Countrywide Financial Corp., the biggest U.S. mortgage lender, today said it faces “unprecedented disruptions” that may hurt profit. Countrywide won’t be able to sell as many of its loans as expected because investor demand has dried up, the Calabasas, California-based company said. NIBC Bank NV in the Netherlands posted losses from U.S. credit investments.
Countrywide is hooked on “credit crack”. They continuously need more of it. I talked about Countrywide (CFC) Thursday in “Unprecedented Disruptions” at Countrywide. The overnight gyrations of CFC (gapping down to $24.76 and recovering all the way back up to $28.08 before settling at $27.86 down about 2.8% perhaps tells a story. If so what is that story? Is the Fed accepting mortgage backed garbage from CFC as collateral?

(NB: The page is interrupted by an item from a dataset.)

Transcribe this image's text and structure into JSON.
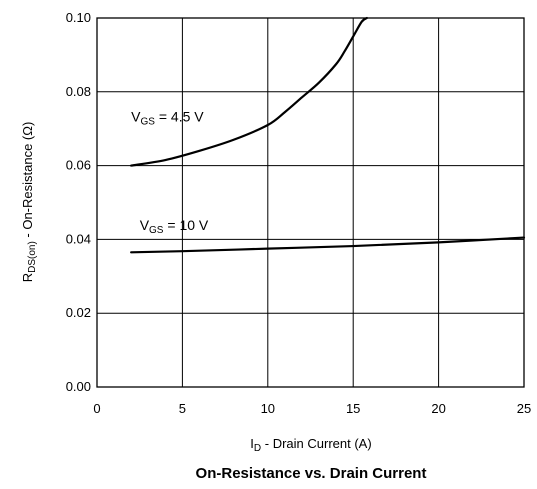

Gold was up on Friday, perhaps in response to Bernanke’s three repo actions accepting mortgage assets that no one else wants as collateral. Then again perhaps gold was responding to something else (which is why one must be cautious about such casual correlations). Nonetheless the 24 hour chart from Kitco was interesting.
(click on chart for a sharper image)
The above chart is thanks to Kitco and is a snapshot taken 16:41 EST on Friday August 10. Whether or not gold was acting the way it did because of Bernanke’s panic is hard to say. What’s easier to say is that is how we should expect gold to behave if the Fed is willing to take toxic waste as collateral for temporary loans.
But enabling addicts (which is what the Fed is doing) is morally wrong. See High Rate CDs and other Moral Hazards for more on that topic.
And the thing about addiction is that over time it takes stronger and stronger doses to achieve the same high. In 1980 it took $1 in debt to add $1 to the GDP. Today it takes closer to $7 or $8 in debt to add $1 to GDP and that of course presumes one believes today’s GDP figures.
The problem with such addiction is that stronger and stronger doses eventually kills the patient. This is where we are today. Some junkies (consumers) have finally realized this on their own accord, most far too late to do any good, as debt has already hollowed out their livelihood just as heroin would have done. Some dealers (banks and brokerage houses) have belatedly realized the same thing and have stopped extending credit to credit junkies. A violent withdrawal is now underway. An enabling Fed is attempting to halt this “credit withdrawal” but as Succo suggests, the Fed is fighting a losing battle.